The German government has drafted new banking rules aimed at reining in financial market excesses. The plan includes separating different bank activities, tougher penalties for executives and new liquidation rules.
The sweeping new rules were adopted by Chancellor Angela Merkel's conservative-led coalition government on Wednesday and are aimed at preventing the spread of financial trouble within the German banking system, as well as curbing excessive risk-taking in the banks.
Under the draft law, banks running high-risk trading operations valued at either 20 percent of their balance sheets or 100 billion euros ($135 billion) will be required to transfer those assets into legally and financially separate units.
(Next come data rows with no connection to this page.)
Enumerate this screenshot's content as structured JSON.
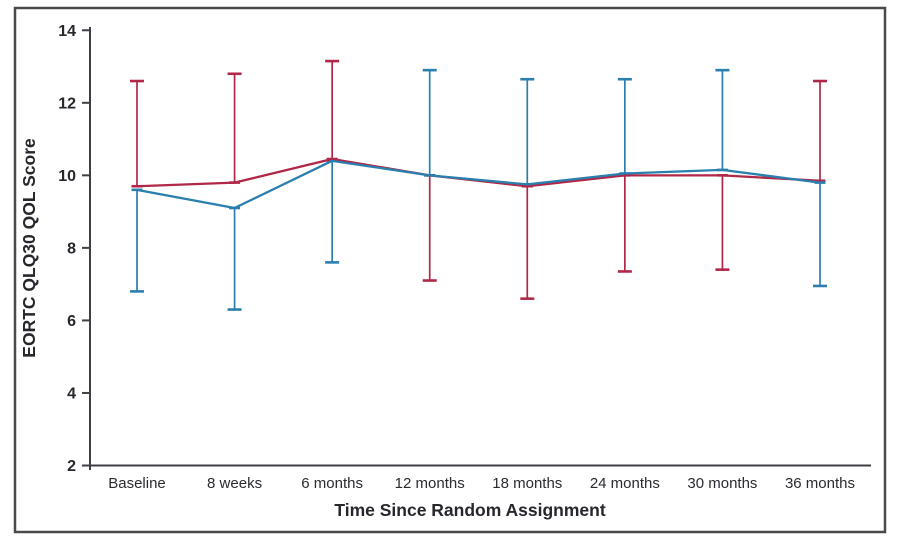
{
  "figure": {
    "background": "#ffffff",
    "frame_color": "#4a4a4d",
    "axis_color": "#3f3f46",
    "text_color": "#26262c"
  },
  "chart_data": {
    "type": "line",
    "title": "",
    "xlabel": "Time Since Random Assignment",
    "ylabel": "EORTC QLQ30 QOL Score",
    "categories": [
      "Baseline",
      "8 weeks",
      "6 months",
      "12 months",
      "18 months",
      "24 months",
      "30 months",
      "36 months"
    ],
    "ylim": [
      2,
      14
    ],
    "yticks": [
      2,
      4,
      6,
      8,
      10,
      12,
      14
    ],
    "grid": false,
    "legend_position": "none",
    "error_bar_style": "one-sided with end caps",
    "series": [
      {
        "name": "red-arm",
        "color": "#b02747",
        "values": [
          9.7,
          9.8,
          10.45,
          10.0,
          9.7,
          10.0,
          10.0,
          9.85
        ],
        "error_upper": [
          12.6,
          12.8,
          13.15,
          null,
          null,
          null,
          null,
          12.6
        ],
        "error_lower": [
          null,
          null,
          null,
          7.1,
          6.6,
          7.35,
          7.4,
          null
        ]
      },
      {
        "name": "blue-arm",
        "color": "#2a7fae",
        "values": [
          9.6,
          9.1,
          10.4,
          10.0,
          9.75,
          10.05,
          10.15,
          9.8
        ],
        "error_upper": [
          null,
          null,
          null,
          12.9,
          12.65,
          12.65,
          12.9,
          null
        ],
        "error_lower": [
          6.8,
          6.3,
          7.6,
          null,
          null,
          null,
          null,
          6.95
        ]
      }
    ]
  }
}
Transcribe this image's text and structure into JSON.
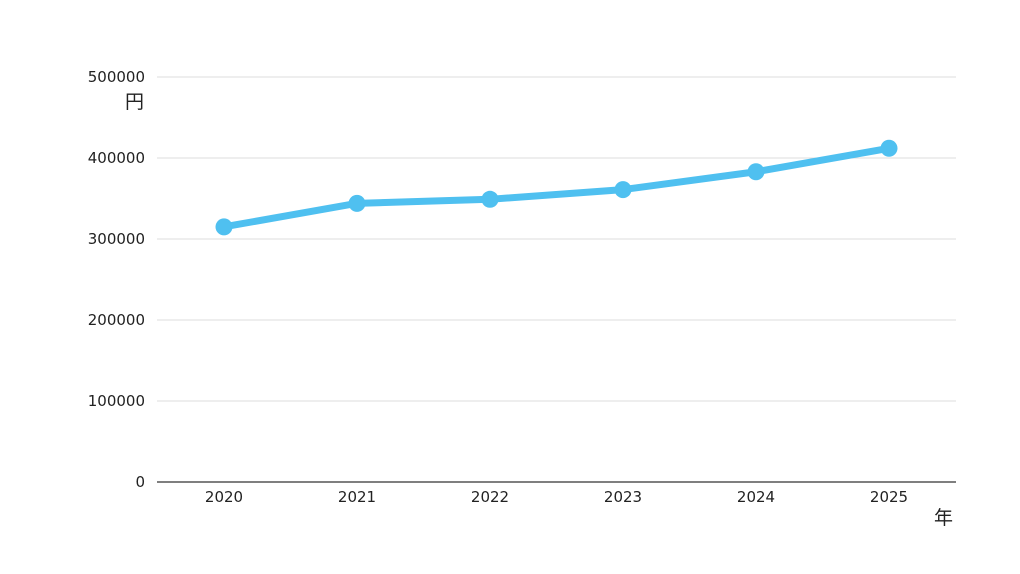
{
  "chart_data": {
    "type": "line",
    "title": "",
    "xlabel": "年",
    "ylabel": "円",
    "categories": [
      "2020",
      "2021",
      "2022",
      "2023",
      "2024",
      "2025"
    ],
    "yticks": [
      "0",
      "100000",
      "200000",
      "300000",
      "400000",
      "500000"
    ],
    "ylim": [
      0,
      500000
    ],
    "grid": true,
    "series": [
      {
        "values": [
          315000,
          344000,
          349000,
          361000,
          383000,
          412000
        ],
        "color": "#4fc0f0"
      }
    ]
  }
}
The aim was to shield customer deposits from the banks' riskier activities, including proprietary and high-frequency trading, the government said.
Moreover, executives who engage in reckless investment behavior threatening bank liquidity could face steep financial penalties or up to five years in prison.
The new legislation also requires banks to submit plans for restructuring and liquidation in case of financial trouble in an effort to shield the taxpayer from bailing out institutions presumed too big to fail.
The proposed rules are said to primarily affect Deutsche Bank, Commerzbank and Landesbank Baden Württemberg, which are Germany's biggest lenders, running large trading operations.
The draft bill will need to be approved by the lower house of parliament, where Germany's opposition parties have a majority. Leaders there said they would reject the draft as it doesn't go far enough to curb systemic risk in the banking sector.